Returns for the value factor turn sharply negative. Chart showing rolling 10-year value strategy returns (%)

Academics define risk, denoted by the Greek letter beta, as how much a stock moves relative to changes in the stock market. A stock with a beta of one will move in line with the market on average, while below one suggests smaller changes and above one bigger changes than the market. The reward is the expected total return of a stock.

The theory is beautiful in principle but doesn’t work in practice. Researchers who put it to the test found that the average returns for low-risk stocks were higher, and those for high-risk stocks lower, than they were supposed to be.

In 1992, Eugene Fama and Kenneth French, professors of finance, published a much-cited paper which showed that adding measures of size and value to beta righted the relationship between risk and reward. The size factor documented that the stocks of small capitalisation companies earned higher average returns than those with large capitalisations. The value factor, measured as a multiple of price-to-book value per share, revealed that stocks with low multiples did better than those with high ones.

Consistent with the CAPM, Profs Fama and French saw these as risk factors and argued their tests did not confirm that markets were inefficient. Value investing suddenly became synonymous with buying stocks with low multiples and avoiding or shorting those with high multiples.

Years later, many investors and market observers still unfortunately conflate value investing with the value factor. Value investing is buying something for less than it is worth. The value factor is an ersatz measure of gaps between price and value. Worse, the relevance of the value factor is fading.

Line chart of US nonresidential business investment as a % of  business sector gross value added showing The rise of intangible investments

Earnings and book value no longer mean what they used to. Tangible assets, such as factories, were the foundation of business value in Graham’s time. Yet intangible spending, such as research and development, has been on the rise for decades. Indeed, companies in developed countries started spending more on intangibles than they did on tangibles shortly after the Fama and French paper was published.
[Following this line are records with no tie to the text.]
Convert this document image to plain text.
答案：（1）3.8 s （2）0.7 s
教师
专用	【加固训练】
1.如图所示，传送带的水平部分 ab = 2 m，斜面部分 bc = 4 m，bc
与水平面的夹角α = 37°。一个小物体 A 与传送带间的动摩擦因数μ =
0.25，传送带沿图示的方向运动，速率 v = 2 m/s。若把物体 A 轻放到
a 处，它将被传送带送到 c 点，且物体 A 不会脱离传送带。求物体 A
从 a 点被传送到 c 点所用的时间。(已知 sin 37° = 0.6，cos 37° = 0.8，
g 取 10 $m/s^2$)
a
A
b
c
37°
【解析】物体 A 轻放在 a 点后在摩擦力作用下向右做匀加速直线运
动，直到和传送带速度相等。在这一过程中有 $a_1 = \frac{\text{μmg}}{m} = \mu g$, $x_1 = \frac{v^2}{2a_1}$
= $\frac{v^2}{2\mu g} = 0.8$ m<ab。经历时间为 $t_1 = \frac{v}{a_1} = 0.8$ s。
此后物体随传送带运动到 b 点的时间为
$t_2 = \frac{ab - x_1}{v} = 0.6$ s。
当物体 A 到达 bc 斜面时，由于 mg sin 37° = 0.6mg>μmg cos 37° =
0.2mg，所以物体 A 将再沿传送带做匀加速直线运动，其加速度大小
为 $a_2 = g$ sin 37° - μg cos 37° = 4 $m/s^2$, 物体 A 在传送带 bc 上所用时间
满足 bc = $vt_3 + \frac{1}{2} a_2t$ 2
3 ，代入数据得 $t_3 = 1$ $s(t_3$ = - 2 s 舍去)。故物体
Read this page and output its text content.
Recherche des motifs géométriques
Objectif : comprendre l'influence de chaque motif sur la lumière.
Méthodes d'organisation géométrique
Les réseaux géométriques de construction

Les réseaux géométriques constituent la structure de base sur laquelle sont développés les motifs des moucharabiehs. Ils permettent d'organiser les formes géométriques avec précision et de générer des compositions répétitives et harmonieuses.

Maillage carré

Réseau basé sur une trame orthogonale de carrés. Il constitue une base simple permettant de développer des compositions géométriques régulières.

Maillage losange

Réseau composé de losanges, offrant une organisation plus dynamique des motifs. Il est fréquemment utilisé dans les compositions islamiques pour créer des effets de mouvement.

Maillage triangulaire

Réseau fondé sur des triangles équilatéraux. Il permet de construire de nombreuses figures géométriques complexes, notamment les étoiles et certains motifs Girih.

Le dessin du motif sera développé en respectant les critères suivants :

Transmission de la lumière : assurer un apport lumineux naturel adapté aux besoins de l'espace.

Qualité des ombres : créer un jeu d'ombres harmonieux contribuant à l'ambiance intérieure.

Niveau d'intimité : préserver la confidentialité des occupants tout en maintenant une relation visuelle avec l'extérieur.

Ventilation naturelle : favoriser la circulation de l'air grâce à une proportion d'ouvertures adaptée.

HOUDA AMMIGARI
Investments are outlays today in the expectation of higher cash flows tomorrow. Intangible investments are treated as an expense on the income statement. Tangible investments are recorded as assets on the balance sheet. That means a company that invests in intangible assets will have lower earnings and book value than one that invests an equivalent amount in tangible assets, even if their cash flows are identical. Earnings and book value are losing their ability to represent economic value.

Fundamental value investors should focus on gaps between price and value for individual securities. The present value of future cash flows, not misleading multiples, are the source of value. As Charlie Munger, Warren Buffett’s partner at Berkshire Hathaway, has said: “All good investing is value investing.” The value factor may be floundering, but value investing remains as relevant and useful as ever.